Le totémisme est présent dans beaucoup de sociétés animistes ou chamaniques, dont il est un autre aspect de la vision du monde et de la culture. Cette parenté existe parce que le totem est souvent assimilé à un ancêtre. L’animisme africain et le shintoïsme japonais, d’ailleurs de lointaine origine chamanique, ont en commun le culte des ancêtres, dont les pratiques rituelles et les offrandes peuvent être assez proches de celles pratiquées en Afrique ou dans les religions afro-américaines. Chaman en séance avec le feu. Ce qu’il est convenu d’appeler animisme est présent dans d’autres civilisations. Animisme : tendance à concevoir les choses comme étant vivantes et douées d’intention .
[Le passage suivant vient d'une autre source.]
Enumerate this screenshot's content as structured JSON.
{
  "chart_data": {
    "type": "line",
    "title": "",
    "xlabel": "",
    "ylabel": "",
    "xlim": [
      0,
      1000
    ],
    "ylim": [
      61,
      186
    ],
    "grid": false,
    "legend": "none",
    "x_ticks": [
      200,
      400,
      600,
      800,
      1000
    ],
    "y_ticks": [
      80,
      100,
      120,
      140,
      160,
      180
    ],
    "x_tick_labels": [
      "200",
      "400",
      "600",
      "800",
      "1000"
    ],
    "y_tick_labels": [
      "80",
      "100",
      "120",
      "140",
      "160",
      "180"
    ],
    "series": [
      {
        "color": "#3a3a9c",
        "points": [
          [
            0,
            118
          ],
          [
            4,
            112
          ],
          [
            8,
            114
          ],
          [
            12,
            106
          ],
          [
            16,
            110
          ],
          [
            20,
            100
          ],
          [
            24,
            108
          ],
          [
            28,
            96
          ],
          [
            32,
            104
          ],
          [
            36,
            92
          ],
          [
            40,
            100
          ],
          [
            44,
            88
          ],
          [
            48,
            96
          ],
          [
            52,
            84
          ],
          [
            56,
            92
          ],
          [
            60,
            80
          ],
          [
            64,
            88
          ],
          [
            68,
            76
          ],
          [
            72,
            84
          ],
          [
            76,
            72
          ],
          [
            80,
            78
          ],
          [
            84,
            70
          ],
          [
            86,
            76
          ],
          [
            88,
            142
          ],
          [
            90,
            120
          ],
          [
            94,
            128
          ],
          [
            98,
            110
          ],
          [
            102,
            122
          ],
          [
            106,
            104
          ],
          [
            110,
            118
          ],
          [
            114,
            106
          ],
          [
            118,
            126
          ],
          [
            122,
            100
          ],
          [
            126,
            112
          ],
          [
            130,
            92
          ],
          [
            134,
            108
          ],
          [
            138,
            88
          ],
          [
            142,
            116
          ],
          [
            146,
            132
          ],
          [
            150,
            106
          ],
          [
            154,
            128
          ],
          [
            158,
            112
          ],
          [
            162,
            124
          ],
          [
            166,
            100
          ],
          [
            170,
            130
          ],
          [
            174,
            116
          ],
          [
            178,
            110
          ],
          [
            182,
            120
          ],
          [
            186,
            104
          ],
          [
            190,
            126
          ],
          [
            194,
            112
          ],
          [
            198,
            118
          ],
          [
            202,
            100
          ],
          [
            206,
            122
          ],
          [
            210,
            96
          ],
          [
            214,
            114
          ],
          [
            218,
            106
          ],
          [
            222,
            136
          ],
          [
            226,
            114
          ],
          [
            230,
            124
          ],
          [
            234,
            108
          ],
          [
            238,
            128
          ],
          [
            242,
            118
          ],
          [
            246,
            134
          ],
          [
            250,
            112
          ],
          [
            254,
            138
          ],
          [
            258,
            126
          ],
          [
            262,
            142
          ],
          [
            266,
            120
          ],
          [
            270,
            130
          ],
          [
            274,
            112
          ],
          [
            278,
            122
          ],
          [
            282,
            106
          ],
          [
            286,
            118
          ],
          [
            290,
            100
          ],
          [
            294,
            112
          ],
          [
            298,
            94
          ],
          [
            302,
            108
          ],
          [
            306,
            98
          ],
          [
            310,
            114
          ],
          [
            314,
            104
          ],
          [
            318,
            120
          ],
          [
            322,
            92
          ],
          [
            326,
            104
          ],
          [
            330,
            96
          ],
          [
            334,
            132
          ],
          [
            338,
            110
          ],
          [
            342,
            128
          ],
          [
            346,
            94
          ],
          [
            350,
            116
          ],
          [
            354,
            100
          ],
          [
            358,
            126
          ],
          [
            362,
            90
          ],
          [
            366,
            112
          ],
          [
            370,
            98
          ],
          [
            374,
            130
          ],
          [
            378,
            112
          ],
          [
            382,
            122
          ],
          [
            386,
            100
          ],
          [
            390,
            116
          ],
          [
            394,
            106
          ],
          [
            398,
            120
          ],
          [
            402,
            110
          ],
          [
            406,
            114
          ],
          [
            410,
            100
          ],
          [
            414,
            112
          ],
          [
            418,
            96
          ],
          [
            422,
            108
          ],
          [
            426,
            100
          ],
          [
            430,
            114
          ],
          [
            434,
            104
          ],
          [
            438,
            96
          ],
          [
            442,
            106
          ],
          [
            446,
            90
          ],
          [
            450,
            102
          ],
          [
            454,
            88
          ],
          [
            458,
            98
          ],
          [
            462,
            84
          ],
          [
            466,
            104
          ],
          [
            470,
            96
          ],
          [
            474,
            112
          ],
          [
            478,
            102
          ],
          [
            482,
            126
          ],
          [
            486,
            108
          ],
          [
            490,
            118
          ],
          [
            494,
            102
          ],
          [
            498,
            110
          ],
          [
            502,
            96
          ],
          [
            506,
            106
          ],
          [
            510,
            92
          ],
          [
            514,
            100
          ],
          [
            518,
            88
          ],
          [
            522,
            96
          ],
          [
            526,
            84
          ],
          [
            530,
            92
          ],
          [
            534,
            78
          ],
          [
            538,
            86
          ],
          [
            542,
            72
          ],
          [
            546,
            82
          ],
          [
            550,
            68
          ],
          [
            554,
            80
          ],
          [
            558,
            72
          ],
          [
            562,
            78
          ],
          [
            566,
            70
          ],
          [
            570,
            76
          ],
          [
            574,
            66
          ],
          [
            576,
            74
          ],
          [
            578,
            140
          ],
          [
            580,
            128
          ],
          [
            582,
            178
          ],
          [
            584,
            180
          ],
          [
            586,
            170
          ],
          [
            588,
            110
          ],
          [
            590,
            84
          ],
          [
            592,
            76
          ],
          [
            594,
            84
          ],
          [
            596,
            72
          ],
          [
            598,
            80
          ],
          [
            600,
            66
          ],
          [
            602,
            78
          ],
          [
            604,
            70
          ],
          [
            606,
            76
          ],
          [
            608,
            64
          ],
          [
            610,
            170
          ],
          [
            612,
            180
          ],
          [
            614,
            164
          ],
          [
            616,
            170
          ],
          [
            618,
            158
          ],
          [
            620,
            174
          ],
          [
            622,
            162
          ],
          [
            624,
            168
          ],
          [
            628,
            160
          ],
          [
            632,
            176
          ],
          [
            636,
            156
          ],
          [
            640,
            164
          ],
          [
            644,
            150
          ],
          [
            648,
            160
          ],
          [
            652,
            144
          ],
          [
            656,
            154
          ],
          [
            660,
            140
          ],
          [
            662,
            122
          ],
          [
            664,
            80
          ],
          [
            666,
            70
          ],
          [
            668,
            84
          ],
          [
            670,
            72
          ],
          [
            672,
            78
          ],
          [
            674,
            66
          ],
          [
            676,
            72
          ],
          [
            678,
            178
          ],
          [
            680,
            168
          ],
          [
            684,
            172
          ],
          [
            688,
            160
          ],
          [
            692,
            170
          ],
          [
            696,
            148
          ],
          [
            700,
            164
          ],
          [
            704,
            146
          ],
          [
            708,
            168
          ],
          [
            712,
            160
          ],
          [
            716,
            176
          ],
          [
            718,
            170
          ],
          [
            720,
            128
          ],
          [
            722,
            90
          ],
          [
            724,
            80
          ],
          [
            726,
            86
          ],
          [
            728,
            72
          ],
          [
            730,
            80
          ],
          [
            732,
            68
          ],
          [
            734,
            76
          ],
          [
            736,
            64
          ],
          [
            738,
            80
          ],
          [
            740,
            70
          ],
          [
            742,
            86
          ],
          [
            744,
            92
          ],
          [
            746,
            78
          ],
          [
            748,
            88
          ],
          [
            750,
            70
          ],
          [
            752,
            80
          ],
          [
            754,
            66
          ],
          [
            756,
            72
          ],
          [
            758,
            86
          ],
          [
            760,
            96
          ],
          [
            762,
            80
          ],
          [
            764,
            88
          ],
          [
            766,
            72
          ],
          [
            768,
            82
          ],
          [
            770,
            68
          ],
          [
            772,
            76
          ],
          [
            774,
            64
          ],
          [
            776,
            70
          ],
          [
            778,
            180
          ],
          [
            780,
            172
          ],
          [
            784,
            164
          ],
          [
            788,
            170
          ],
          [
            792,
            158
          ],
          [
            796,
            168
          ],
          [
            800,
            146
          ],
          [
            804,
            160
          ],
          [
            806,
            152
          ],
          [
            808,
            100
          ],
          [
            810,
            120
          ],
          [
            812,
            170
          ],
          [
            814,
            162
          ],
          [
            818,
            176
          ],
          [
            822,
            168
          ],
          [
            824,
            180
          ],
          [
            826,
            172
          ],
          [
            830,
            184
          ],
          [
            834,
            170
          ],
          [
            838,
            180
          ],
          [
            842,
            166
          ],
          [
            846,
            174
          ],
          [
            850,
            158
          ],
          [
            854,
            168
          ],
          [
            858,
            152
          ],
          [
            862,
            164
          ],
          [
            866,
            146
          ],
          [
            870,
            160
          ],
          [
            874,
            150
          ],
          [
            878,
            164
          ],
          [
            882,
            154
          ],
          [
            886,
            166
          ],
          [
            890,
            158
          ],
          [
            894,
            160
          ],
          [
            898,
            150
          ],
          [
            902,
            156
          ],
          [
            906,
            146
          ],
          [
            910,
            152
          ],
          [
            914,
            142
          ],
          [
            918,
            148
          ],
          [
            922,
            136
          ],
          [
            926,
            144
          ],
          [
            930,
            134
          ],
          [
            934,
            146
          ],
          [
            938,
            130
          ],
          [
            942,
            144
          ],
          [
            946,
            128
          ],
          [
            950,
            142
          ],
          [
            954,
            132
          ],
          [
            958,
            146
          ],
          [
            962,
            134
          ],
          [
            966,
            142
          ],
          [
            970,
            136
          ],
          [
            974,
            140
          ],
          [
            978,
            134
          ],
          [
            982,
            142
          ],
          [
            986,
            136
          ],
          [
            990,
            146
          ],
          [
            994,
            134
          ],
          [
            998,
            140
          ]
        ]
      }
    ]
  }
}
Par exemple, l’enfant dit que la chaise contre laquelle il se cogne est  méchante , il croit que sa poupée est vivante. Selon la théorie de Piaget, durant le  stade 1 , à 6-7 ans, l’enfant confond vie et activité : le Soleil est vivant, puisqu’il éclaire. Durant le  stade 2 , vers 7-8 ans, l’enfant, plus précisément, assimile vie et mouvement : la table n’est pas vivante car elle ne bouge pas, mais le Soleil, oui, car il bouge. Durant le  stade 3 , vers 9-10 ans, l’enfant tient la vie pour le mouvement propre : la mouche est vivante car elle se meut elle-même, mais la bicyclette, non, car on la pousse. L’animisme parmi nous, Presses universitaires de France, Paris, 2009, 219 p. Denis Bon, L’animisme : l’âme du monde et le culte des esprits, De Vecchi, Paris, 2002, 140 p. Chancerel, Recherches sur la pensée biologique de Stahl, 1934.